Before building any model, ask: what exactly does the output need to be? A category? A number? A probability? The answer determines which type of model you need and how you will measure whether it is working.
Fill in the blanks with the correct terms.
A model is trained to predict tomorrow's high temperature in degrees. What type of prediction task is this?
What does a probability output of 0.92 mean when a model classifies an image as 'cat'?
Classify the Tasks
- For each prediction task below, decide whether it is classification or regression, and explain your reasoning in one sentence.
- Task 1: Predicting whether a loan application will be approved or denied.

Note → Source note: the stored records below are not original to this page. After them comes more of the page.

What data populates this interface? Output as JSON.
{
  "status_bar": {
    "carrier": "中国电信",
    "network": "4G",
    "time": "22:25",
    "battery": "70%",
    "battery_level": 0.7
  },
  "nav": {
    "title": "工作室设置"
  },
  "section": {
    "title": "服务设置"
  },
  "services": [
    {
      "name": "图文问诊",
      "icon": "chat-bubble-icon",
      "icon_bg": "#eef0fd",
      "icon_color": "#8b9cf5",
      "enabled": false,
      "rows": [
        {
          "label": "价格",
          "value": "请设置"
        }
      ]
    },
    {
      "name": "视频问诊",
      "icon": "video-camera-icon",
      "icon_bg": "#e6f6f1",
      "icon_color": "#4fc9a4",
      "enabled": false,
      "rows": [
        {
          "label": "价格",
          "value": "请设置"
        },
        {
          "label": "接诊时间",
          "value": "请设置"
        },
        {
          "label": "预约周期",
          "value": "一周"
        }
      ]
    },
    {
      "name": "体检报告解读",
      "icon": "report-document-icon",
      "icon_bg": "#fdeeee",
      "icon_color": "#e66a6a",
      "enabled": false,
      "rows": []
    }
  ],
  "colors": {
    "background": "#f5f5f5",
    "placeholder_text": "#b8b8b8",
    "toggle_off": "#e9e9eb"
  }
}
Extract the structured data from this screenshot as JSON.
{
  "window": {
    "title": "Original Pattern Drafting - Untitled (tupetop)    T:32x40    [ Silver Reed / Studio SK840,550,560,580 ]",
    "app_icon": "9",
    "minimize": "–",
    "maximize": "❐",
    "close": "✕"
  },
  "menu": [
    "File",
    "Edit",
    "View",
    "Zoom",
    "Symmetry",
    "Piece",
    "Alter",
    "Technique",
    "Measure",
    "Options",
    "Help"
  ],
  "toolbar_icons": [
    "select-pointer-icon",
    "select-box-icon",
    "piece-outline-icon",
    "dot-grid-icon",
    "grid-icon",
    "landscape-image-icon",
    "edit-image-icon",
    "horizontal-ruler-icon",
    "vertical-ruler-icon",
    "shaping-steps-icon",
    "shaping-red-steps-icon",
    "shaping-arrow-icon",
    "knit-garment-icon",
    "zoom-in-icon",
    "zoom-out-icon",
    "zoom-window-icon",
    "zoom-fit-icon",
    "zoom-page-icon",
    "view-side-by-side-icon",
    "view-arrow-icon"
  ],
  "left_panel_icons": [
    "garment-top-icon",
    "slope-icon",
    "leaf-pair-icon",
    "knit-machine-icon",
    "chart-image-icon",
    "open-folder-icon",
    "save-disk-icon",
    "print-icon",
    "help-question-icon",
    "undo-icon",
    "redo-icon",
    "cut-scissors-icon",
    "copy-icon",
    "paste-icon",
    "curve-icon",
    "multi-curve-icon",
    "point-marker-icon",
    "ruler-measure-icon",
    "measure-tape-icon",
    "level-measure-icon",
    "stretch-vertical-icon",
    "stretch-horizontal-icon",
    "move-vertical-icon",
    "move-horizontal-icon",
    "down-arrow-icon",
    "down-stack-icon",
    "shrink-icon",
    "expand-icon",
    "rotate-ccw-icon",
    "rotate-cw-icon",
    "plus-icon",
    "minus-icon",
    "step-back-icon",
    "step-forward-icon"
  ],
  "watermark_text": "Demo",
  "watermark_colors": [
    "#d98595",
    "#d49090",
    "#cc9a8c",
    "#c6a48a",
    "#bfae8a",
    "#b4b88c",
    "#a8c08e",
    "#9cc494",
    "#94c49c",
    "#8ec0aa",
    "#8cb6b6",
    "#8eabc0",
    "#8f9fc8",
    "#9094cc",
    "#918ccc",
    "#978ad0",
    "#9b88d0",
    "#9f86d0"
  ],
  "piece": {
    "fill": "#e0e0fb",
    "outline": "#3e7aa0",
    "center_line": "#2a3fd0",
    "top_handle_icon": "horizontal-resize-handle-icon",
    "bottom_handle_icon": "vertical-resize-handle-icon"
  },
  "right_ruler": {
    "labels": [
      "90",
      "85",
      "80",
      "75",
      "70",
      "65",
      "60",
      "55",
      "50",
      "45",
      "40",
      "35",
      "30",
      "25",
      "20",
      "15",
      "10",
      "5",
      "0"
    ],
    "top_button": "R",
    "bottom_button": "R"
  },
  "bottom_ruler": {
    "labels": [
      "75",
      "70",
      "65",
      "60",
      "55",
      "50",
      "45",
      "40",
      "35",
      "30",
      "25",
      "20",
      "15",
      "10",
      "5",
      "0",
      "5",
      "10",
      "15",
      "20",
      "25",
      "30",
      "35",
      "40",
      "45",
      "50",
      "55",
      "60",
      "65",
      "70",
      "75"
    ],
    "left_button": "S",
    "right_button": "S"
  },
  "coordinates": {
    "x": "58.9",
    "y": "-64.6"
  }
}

- Task 2: Predicting how many hours a phone battery will last.
- Task 3: Deciding whether a skin lesion in a photo is benign or malignant.
- Task 4: Predicting the final score of a basketball game.
- Task 5: Categorizing a news article as sports, politics, science, or entertainment.
- Bonus: For any task above, could you convert it from classification to regression, or vice versa? Describe what that would look like and why you might or might not want to.